Wednesday, February 11, 2009

Old enough to ride a bike

And this is why I don't like living at home. My activities and whereabouts are accounted for and logged. I can't just get up and go somewhere; it needs to be run by my parents and it's pissing me off. Like I'm not almost 25. Like I don't have plans aside from theirs.
I have a friend in Wichita I would like to see, visit and spend time with, aside from being at the hospital. I would probably be spending the night with this friend (who is male) but I can't do that if I have the only car available for driving to and from the hospital. I can't do that when, were I to not return to the hotel at night, I would get the "shame on you look" and talk afterwards, like I was doing something I shouldn't.

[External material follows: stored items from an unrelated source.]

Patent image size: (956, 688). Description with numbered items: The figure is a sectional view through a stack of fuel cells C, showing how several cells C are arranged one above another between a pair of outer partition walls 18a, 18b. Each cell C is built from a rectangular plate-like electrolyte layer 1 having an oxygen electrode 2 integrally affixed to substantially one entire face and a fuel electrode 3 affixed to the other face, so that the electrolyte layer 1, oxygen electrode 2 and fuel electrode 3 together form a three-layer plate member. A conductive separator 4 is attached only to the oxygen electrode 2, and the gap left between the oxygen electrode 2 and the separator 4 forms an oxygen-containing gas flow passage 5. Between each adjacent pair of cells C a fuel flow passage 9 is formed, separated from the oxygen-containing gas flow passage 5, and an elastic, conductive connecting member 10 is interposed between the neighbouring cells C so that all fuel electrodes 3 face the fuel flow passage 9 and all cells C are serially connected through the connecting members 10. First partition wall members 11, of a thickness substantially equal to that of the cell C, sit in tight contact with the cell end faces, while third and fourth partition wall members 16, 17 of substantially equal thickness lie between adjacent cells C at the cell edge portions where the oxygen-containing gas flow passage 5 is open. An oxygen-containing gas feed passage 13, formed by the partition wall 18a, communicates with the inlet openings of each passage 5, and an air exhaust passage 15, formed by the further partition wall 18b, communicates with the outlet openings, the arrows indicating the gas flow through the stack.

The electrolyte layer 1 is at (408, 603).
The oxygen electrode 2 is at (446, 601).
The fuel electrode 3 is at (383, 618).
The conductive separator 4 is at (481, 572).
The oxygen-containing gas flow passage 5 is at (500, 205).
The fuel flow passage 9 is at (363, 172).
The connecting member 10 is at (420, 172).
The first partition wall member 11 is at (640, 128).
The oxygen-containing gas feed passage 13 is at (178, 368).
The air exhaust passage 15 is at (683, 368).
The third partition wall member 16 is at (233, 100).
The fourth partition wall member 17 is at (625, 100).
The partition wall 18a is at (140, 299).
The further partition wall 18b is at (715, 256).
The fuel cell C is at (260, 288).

First of all, none of their business, second of all I'M nearly 25! What do they think happens!? I know they already assume and they are hippies so it's not a shock to them but it's my mom I get the worst from. I can't be discreet if I don't come back. I was just going to go on my Thursday and spend a few ngihts staying at his place and seeing Uncle Joe during the day. Good, casual plan. NOT IF I'M EXPECTED TO WAIT TO TRAVEL WITH MY MOTHER THIS WEEKEND. and only early Saturday and Sunday. Back on Monday. What if I wanted to stay a few days? I can't because the ride I came with is leaving.

What if I were to get a boyfriend? I couldn't just not come home at night and he certainly couldn't stay until morning where my parents would see his car. Can you say AWKWARD. I need a job so I can move out. Lord, I need to move out.